Alright, it appears that the error was caused from attempting to create and use another keep_prob variable in the test script, after importing the model. I.e. I created keep_prob = tf.placeholder(tf.float32,) in the training file. However,accuracy.eval() in the testing file was trying to look for keep_prob specifically from the model. I created another keep_prob = tf.placeholder(tf.float32,) in testing file, thinking it would be the same, but it was not.

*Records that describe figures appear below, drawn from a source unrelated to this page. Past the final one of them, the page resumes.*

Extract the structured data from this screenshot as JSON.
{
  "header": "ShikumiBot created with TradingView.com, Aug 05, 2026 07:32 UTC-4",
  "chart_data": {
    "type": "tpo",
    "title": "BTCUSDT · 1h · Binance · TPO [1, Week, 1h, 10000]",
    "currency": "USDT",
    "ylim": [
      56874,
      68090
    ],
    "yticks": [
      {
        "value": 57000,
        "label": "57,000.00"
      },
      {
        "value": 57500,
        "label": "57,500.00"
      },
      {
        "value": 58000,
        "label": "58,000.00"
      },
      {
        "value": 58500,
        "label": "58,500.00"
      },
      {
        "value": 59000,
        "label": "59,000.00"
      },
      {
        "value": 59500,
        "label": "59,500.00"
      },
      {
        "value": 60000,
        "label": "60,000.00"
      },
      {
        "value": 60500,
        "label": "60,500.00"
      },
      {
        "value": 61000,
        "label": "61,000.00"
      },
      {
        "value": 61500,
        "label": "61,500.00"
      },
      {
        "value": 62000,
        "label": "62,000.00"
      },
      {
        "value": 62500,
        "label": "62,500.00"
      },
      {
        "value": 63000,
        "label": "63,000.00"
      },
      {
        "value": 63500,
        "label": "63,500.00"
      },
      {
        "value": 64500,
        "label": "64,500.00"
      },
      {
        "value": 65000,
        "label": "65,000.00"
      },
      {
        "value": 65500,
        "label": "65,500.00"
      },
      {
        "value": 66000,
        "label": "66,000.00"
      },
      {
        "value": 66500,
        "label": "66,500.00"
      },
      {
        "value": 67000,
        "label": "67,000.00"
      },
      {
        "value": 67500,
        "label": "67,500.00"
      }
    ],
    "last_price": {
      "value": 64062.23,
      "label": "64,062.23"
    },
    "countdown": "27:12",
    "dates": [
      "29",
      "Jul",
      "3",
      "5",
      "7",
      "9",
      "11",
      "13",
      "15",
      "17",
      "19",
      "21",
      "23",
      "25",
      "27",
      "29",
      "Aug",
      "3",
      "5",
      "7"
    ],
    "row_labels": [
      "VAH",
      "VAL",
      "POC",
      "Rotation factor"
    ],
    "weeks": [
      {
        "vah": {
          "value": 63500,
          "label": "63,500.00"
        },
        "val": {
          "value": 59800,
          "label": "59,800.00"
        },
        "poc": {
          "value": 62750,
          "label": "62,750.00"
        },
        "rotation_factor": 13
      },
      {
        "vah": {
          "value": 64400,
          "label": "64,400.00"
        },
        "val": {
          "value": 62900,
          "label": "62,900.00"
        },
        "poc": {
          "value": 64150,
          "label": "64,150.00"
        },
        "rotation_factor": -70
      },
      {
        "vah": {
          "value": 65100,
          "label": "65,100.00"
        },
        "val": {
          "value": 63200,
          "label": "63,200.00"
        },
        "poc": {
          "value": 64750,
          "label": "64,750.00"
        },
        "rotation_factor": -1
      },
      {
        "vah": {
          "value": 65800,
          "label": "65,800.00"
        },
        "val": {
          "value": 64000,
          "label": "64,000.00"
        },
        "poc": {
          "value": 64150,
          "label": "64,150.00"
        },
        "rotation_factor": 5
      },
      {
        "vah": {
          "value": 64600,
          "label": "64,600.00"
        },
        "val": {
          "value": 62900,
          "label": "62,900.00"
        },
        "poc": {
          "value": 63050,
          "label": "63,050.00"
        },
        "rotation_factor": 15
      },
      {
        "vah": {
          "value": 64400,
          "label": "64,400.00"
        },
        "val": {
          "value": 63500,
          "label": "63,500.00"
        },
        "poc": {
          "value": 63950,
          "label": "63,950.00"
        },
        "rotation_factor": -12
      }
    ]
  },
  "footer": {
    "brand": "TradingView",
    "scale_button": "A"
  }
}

I modified my code in the training file by adding the label:
keep_prob = tf.placeholder(tf.float32, name="keep_prob")
and in my testing file, called for the model's variable:
#Variables to use with model
graph = tf.get_default_graph()
x = graph.get_tensor_by_name("x:0")
y_ = graph.get_tensor_by_name("y_:0")
keep_prob = graph.get_tensor_by_name("keep_prob:0")#Changed this
accuracy = graph.get_tensor_by_name("accuracy:0")
And now it works fine. My code is modified from Deep MNIST for Experts from tensorflow.